Guyana has now hired a new attorney, John Wilson, of McKinney Bancroft and Hughes, to fight court-appointed liquidator, Craig Tony Gomez, on the issue of Guyana’s US$34M investment in Clico Bahamas.
In a newspaper report out of the Bahamas, Wilson yesterday said that while the lawyers have not yet settled on the formulation of CLICO Guyana’s claim, what is certain is that he does not agree with the provisional liquidation’s view of the liquidation in relation to his characterization of CLICO Guyana.
Weeks ago, not long after CLICO had been placed into liquidation, the Guyana Government had reportedly entered discussions with other Bahamian attorneys and firms about representation, but never followed through with those relationships.

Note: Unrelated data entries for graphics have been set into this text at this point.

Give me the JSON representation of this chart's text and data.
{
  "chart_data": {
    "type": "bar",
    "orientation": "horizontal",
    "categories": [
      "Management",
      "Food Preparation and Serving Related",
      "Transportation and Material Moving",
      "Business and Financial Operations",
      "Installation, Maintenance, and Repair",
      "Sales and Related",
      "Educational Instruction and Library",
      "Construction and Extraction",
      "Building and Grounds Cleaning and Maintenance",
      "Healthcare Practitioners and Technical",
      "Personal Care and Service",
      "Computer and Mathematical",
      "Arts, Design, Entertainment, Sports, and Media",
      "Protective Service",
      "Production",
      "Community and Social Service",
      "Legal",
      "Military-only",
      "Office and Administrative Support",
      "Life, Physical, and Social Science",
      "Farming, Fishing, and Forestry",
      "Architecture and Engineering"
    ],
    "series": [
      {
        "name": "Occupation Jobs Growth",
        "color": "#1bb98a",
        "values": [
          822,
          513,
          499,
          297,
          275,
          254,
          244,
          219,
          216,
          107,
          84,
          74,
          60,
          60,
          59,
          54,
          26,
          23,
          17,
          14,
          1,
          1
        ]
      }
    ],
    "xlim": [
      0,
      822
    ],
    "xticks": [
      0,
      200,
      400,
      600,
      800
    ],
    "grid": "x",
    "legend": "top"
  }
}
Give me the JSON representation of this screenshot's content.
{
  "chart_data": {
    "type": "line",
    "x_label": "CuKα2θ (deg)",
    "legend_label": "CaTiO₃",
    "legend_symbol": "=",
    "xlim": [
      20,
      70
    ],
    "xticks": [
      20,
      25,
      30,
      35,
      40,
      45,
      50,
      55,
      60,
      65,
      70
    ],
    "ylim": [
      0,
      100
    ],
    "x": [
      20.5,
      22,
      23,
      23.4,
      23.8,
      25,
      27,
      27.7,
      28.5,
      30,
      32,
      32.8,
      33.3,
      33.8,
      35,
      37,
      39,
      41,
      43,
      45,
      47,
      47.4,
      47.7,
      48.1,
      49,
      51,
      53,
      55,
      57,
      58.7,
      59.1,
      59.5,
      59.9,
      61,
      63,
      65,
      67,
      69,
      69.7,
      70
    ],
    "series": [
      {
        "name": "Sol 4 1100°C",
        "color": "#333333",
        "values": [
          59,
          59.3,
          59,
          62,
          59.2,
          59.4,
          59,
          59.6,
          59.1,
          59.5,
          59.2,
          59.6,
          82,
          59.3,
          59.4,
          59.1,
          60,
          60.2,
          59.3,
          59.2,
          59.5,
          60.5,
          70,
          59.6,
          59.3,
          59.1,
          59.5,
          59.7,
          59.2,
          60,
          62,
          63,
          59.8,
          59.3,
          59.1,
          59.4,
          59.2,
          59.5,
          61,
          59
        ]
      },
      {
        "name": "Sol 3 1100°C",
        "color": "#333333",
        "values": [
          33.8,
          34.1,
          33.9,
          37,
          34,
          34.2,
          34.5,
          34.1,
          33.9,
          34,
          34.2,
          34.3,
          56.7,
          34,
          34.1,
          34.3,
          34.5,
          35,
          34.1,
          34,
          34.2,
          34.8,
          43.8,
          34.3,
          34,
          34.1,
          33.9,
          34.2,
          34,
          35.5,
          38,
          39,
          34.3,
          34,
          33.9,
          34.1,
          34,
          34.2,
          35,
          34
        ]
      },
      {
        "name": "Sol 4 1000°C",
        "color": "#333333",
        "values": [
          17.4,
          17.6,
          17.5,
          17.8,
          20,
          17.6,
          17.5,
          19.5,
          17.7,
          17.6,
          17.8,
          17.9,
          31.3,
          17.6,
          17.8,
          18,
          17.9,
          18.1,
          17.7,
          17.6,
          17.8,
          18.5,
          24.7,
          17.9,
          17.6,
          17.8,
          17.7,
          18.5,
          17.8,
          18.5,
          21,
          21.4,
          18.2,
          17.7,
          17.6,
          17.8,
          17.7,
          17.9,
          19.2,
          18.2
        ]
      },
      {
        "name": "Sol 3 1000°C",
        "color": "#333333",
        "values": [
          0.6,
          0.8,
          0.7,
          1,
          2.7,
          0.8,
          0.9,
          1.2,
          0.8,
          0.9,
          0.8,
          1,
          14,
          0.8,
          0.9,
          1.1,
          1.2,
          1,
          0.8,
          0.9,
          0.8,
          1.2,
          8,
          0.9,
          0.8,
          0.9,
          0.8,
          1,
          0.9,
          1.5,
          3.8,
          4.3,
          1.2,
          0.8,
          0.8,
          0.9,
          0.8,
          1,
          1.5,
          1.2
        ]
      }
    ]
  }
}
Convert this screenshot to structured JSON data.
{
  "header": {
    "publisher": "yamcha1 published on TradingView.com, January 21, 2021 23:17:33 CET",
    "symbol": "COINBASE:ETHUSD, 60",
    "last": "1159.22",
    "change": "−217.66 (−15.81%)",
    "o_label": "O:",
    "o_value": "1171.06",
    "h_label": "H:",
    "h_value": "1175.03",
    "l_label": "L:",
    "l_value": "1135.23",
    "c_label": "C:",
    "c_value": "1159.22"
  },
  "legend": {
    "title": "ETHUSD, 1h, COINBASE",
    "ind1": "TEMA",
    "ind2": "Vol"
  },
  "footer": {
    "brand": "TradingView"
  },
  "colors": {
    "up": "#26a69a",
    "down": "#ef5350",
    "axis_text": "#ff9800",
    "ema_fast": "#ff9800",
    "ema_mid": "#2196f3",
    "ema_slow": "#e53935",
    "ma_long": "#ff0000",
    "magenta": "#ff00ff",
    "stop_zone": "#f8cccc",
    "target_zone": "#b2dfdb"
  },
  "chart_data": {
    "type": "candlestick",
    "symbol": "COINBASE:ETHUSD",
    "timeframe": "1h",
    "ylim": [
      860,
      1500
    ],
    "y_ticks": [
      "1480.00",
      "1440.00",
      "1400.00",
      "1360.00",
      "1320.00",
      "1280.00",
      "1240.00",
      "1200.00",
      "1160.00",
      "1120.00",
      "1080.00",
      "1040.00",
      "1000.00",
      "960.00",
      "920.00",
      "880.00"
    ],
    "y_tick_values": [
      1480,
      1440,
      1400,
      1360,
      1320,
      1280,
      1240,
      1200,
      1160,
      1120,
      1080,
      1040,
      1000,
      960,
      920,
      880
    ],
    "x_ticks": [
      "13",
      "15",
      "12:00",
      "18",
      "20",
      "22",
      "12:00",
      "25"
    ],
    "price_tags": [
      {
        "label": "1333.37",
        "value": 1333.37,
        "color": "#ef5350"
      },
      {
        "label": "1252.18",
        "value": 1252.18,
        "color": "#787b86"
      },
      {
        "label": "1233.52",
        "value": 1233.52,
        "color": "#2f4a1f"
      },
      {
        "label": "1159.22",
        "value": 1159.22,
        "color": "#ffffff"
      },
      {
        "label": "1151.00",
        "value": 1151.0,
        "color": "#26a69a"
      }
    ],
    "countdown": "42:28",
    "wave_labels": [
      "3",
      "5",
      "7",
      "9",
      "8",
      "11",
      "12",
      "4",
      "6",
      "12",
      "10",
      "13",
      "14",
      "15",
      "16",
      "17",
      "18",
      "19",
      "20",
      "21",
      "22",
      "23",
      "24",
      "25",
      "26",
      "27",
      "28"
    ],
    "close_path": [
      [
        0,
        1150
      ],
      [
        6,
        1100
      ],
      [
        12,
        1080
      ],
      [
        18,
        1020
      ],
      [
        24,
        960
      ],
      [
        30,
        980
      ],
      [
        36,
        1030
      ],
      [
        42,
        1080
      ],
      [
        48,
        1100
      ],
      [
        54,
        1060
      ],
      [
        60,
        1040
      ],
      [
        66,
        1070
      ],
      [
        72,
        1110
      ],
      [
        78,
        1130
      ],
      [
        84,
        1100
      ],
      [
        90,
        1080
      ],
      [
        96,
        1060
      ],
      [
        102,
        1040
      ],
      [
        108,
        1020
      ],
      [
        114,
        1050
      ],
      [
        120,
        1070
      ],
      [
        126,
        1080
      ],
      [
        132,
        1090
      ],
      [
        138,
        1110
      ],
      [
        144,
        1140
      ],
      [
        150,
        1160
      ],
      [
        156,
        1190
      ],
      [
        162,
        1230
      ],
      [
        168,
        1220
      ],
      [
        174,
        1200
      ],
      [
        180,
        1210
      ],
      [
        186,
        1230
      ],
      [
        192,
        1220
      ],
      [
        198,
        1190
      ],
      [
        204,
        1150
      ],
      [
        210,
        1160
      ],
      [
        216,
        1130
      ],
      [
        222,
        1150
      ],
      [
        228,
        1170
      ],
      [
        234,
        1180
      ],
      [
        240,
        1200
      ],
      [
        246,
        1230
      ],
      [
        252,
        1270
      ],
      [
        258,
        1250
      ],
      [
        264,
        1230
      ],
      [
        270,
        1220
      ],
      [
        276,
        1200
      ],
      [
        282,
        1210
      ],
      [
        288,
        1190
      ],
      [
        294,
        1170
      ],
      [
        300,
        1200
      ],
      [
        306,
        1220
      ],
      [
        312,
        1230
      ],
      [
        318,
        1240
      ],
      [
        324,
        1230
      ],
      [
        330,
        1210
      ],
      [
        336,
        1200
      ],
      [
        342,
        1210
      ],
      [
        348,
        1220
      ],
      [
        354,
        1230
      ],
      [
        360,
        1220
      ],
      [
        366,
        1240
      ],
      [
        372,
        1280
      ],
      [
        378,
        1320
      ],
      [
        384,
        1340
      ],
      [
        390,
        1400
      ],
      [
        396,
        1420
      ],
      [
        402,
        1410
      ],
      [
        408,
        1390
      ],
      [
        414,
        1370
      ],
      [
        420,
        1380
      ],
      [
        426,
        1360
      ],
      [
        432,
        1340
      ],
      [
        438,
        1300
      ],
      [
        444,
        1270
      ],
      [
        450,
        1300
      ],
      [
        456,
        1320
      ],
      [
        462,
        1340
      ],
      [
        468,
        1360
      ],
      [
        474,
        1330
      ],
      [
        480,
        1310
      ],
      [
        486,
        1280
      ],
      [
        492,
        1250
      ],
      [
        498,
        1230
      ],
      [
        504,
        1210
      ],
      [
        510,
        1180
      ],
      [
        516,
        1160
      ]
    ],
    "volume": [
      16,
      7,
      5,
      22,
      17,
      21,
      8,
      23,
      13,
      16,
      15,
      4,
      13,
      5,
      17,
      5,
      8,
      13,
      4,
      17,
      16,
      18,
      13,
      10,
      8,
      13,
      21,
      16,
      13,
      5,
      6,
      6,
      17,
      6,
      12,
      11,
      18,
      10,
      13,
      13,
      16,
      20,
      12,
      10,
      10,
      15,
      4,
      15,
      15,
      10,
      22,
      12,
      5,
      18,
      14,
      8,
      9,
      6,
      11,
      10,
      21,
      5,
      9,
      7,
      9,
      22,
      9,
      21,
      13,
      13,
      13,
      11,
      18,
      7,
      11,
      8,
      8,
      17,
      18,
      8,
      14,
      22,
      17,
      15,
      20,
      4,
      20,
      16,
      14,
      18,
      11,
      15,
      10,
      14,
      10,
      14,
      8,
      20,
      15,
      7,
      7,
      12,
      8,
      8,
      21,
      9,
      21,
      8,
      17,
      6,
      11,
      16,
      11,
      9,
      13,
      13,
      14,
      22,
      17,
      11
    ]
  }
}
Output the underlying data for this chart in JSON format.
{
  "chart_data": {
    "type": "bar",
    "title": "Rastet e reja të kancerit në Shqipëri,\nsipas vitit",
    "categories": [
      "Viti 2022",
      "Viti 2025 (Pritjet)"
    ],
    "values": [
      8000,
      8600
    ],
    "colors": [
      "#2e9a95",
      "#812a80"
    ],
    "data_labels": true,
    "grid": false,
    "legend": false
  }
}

The Nassau Guardian reported that McKinney Bancroft and Hughes are currently looking at information in relation to Guyana’s claim in an effort to support it.
It also stated that the Guyana Government is reportedly looking to be a part of any creditors committee that may be established.
That committee would assist in the oversight of the liquidator’s function and provide advice from the perspective of creditors to protect their interests.
In his liquidation report filed in the Supreme Court last month, liquidator Gomez also confirmed that he had received policy claim packages from CLICO (Guyana) and CLICO (Suriname.)
Guyana is claiming US$34M in policies with CLICO Bahamas, and Suriname is claiming $15.5M.
During an interview on Thursday last, President Jagdeo said that Guyana would get an additional US$15M or $3B from the Petroleum Fund to deal with the CLICO problems.
He added that this means that it is likely that no taxpayer’s money will be used to repay policyholders.
From the inception, the Head of State had assured that all policyholders would receive their monies from CLCIO (Guyana).